17 de septiembre de 2023 – 24 Domingo Ordinario
La situación política y social de España se está volviendo cada vez más difícil a causa de la lucha por el poder. Fácilmente se califica de enemigo al que no piensa igual que yo. Al final, consideramos enemigos a los que no son de los nuestros, de nuestra cultura, nuestra raza o religión, de nuestro partido.
Parece que es de justicia el dar a cada uno lo suyo. Si me han hecho el bien, debo devolver el bien. Si me han hecho el mal, debo pagar con la misma moneda. Así se justifica nuestro sistema penitenciario para que los criminales paguen lo que han hecho. En la lógica humana, el que me la ha hecho me la debe pagar, de lo contrario parece que queda por encima de mí y que yo soy el que sale perdiendo.
Por el contrario, en la lógica de Jesús y del evangelio, siempre se ofrece el perdón, no sólo de las ofensas sino también de las deudas. Jesús, desde luego, no valía para administrador. Con su manera de administrar el dinero, llevaría a la bancarrota a cualquier banco. Él perdona con la misma facilidad unos cuantos euros o una millonada. El fundamento del perdón es siempre el amor de Dios, que nos ha perdonado primero una deuda que supera toda posibilidad de ser pagada. Algo así había intuido ya el autor del Libro del Eclesiástico: No se puede ser implacable con el prójimo y querer luego que Dios nos perdone (27,33-28,9). Desgraciadamente el siervo malvado, que había sido perdonado, no es capaz de hacer lo mismo con su compañero (Mt 18,21-35).
Jesús nos invita a superar la cadena de acción y reacción. Es una ilusión el creer que se va a vencer el mal con el mal. Constatamos, en cambio, que la violencia engendra siempre violencia. El evangelio nos invita, en cambio, a vencer el mal a fuerza de bien, al estilo de Dios que hizo que donde abundó el pecado sobreabundase la gracia.
Claro está que todo esto sólo es posible en la perspectiva cristiana del amor a los enemigos. Somos nosotros los que fabricamos los enemigos para poder justificar nuestras tendencias destructoras. El amor cristiano sabe distinguir entre la persona y sus actos, entre el pecador y su pecado. Dios condenó el pecado en Cristo Jesús, para salvar a los pecadores. La persona humana, a pesar de sus yerros y crímenes, sigue siendo objeto del amor de Dios y sujeto de dignidad humana. Por eso Dios nos da siempre una nueva oportunidad, como pidió el siervo malvado. Lo llamativo es cómo nosotros, a la primera de cambio, tachamos de la lista al que nos ha hecho algo que no nos ha gustado.

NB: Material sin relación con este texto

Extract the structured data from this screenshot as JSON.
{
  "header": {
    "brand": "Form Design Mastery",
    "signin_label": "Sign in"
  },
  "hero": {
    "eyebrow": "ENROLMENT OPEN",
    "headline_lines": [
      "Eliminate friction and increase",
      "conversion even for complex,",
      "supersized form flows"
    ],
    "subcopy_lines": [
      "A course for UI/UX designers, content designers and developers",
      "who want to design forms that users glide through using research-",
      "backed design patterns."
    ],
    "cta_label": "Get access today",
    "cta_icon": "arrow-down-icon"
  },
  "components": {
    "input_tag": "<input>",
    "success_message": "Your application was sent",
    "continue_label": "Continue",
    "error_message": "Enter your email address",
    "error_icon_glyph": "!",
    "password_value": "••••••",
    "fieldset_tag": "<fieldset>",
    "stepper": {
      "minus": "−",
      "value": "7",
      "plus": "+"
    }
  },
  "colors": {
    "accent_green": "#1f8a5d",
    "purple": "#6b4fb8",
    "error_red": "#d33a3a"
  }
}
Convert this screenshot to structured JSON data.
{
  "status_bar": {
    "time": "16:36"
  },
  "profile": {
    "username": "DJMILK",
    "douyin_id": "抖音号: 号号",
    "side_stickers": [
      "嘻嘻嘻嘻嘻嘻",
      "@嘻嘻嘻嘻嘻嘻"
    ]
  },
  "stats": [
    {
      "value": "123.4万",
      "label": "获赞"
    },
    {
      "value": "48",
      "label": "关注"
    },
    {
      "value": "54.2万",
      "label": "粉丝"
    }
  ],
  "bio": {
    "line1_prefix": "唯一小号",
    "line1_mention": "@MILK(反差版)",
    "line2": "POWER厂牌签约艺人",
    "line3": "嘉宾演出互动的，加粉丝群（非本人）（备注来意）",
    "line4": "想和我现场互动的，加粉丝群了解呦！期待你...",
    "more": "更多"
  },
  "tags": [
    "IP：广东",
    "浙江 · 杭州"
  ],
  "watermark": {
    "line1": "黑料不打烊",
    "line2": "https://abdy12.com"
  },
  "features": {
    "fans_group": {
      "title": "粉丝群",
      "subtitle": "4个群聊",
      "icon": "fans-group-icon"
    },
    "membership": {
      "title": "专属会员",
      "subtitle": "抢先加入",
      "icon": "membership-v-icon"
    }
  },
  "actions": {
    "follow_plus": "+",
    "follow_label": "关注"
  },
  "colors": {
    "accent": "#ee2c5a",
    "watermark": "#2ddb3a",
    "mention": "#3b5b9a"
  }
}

En el fondo, tenemos que decir como Jesús en la cruz: “perdónalos porque no saben lo que hacen”. Si el hombre comete el mal, no es porque sea malo o porque le satisfaga hacer el mal. En realidad hace el mal, creyendo que hace un bien que le puede proporcionar una cierta felicidad, aunque sea pasajera. A veces será simplemente el placer de la venganza. Pero está en el error y no sabe lo que hace. Lo hace porque es un desgraciado y un infeliz. En esta eucaristía acojamos el perdón de Dios en Cristo Jesús y salgamos dispuestos a perdonarnos a nosotros mismos y a todos los que nos hayan ofendido.